The bank’s move into third party distribution with mortgage advisers has been one of the factors behind its lending growth.
While 30-40% of home loans in New Zealand are written through advisers, SBS used to be well below that figure.
Drylie says “we are now at that level if not above it.”
When SBS went into the broker space it set up a virtual branch in Invercargill to handle loan processing.
Recently it has decentralised that process and if there is an SBS branch in the region that is where the lending decision is being made.
Drylie says it is a better solution as the branch understands the local conditions.
Also it can be “quite challenging” from the client’s perspective when decisions are being made in a central place.
SBS doesn’t have a branch in Auckland however it is considering establishing one. At this stage no decision has been made.

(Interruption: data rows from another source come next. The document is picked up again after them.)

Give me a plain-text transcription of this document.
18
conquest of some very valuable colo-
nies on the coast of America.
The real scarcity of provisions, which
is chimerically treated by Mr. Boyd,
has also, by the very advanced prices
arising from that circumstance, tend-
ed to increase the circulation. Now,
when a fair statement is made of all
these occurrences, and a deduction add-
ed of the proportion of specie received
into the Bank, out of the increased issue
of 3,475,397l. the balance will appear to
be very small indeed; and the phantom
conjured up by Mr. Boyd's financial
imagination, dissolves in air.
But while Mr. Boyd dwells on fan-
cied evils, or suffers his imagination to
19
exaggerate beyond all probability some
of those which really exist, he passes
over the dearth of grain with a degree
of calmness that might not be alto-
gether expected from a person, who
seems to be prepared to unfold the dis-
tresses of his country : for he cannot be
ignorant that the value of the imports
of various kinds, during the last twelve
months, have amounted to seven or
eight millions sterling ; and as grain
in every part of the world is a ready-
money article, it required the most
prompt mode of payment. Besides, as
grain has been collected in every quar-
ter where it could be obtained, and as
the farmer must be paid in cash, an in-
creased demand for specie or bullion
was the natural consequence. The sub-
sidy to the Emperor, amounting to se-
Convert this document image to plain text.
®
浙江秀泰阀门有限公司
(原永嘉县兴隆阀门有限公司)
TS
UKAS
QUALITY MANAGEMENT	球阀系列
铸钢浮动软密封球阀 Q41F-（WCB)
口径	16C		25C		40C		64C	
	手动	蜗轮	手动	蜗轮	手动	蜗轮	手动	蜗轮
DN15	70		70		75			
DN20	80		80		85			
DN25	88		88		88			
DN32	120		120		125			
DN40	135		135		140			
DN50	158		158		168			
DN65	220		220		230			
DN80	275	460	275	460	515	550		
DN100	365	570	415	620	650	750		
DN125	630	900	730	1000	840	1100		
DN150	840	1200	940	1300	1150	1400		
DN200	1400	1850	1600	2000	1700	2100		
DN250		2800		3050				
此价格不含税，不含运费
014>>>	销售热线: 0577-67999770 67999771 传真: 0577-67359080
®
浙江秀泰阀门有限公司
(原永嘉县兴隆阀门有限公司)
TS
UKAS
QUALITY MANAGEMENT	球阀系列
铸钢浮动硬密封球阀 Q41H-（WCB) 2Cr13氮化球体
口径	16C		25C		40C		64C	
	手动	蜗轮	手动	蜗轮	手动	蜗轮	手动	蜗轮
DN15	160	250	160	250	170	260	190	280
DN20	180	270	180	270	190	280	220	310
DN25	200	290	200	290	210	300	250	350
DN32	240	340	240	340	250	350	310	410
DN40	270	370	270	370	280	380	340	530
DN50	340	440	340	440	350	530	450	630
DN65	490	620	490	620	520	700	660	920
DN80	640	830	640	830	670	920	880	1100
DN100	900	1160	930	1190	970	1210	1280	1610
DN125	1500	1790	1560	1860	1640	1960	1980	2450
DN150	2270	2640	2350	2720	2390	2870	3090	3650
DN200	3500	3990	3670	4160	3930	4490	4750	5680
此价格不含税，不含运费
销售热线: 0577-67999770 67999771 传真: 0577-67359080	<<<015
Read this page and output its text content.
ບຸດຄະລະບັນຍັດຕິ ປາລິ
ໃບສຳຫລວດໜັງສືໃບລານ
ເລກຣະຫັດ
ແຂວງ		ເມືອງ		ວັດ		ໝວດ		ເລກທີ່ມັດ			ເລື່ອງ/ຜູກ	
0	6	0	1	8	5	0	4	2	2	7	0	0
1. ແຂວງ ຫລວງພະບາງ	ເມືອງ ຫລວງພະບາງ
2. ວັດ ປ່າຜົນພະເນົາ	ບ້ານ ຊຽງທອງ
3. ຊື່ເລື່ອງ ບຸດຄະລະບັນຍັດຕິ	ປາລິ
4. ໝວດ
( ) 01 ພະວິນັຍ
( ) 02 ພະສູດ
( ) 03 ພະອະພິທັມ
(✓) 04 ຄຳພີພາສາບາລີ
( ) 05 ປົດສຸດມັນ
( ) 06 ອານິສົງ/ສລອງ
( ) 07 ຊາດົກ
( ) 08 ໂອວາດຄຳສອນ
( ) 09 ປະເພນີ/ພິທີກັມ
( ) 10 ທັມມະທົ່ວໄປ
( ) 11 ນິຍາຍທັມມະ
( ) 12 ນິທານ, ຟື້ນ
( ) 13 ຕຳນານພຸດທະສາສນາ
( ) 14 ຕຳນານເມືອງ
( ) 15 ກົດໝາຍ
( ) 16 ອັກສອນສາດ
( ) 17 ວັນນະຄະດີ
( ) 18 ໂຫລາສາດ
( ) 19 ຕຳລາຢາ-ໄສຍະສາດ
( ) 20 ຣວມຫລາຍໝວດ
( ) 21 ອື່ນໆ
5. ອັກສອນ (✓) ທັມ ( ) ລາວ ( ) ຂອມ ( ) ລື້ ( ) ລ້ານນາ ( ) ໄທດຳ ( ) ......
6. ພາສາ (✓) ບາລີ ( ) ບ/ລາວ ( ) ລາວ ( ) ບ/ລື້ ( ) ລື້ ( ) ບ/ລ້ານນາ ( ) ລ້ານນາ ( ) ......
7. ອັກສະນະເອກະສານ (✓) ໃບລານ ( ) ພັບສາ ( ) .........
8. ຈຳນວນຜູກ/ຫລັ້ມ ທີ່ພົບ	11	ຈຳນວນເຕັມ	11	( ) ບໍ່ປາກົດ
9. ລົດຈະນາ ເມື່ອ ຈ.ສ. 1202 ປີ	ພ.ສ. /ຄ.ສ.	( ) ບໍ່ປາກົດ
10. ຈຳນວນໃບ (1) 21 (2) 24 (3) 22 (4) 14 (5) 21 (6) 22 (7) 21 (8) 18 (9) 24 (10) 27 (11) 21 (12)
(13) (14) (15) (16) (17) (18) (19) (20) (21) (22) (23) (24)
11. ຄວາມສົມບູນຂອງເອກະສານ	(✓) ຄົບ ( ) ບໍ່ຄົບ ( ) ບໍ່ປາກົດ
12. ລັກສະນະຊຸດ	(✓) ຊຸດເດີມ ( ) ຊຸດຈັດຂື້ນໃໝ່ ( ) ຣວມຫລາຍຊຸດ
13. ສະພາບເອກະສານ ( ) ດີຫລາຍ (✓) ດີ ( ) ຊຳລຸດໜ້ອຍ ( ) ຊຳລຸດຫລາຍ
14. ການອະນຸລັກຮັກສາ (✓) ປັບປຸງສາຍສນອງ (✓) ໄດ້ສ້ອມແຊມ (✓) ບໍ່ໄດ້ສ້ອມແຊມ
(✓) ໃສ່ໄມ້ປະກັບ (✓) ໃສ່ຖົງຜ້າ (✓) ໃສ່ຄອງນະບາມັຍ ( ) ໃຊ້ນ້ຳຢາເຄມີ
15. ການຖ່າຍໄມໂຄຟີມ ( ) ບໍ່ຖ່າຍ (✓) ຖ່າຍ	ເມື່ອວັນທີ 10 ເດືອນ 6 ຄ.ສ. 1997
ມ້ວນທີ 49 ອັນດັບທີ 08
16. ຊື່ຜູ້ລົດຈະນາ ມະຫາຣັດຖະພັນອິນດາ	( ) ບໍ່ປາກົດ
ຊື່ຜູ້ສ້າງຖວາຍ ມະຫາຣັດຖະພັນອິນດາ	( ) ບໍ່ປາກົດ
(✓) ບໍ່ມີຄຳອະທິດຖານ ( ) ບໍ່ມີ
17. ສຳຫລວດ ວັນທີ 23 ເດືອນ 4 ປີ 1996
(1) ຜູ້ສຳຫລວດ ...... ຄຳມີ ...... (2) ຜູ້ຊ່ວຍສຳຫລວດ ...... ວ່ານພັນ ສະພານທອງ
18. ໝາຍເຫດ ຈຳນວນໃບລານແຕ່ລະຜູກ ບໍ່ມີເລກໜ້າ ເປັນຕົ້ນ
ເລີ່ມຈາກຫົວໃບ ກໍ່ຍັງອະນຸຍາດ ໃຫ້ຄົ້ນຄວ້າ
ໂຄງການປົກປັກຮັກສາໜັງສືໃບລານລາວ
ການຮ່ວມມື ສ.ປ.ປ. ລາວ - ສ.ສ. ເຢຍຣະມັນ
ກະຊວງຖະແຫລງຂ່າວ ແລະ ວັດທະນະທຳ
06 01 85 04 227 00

While former chief executive Wayne Evans had entertained the idea of introducing trail commissions, Drylie isn’t going down that route.
“I don’t believe trail is essential to maintaining a good relationship with brokers,” he says.
SBS’s proposition is around its story its service and support levels.
While trail isn’t on the cards at present, it hasn’t been totally ruled at some stage in the future.
SBS has, though, adjusted its upfront commission to 70 basis points plus bonus 20 basis points for volume.
Drylie says the change is because it wants to deal with advisers who understand the SBS story and write continuous business, rather than someone who only puts a small number of deals with the bank.
He added that being a New Zealand bank owned by its customers also resonated strongly with the public who responded to their bank profits staying in the country and being invested into highly competitive mortgage and investment rates.
The highlights from the bank’s six month report to September 30 are:
- Net profit rose 49% from $9.9 million to $14.7 million
- SBS grew its mortgage book by $157.7 million to $2.37 billion. This was well above system growth.
- Loan impairments were down 21% due to good credit management and a focus on quality lending. It is also a good time in the credit cycle.
- Finance Now, SBS’s personal lending business, has grown strongly and hasn’t been subject to the same margin pressure as home loans. Drylie says “the quality of Finance Now’s asset book is exceptional,” and that this business was a “natural hedge” to the bank’s other businesses.
- Expenditure management has been good.
- Drylie says he has had great support from his management team and the board.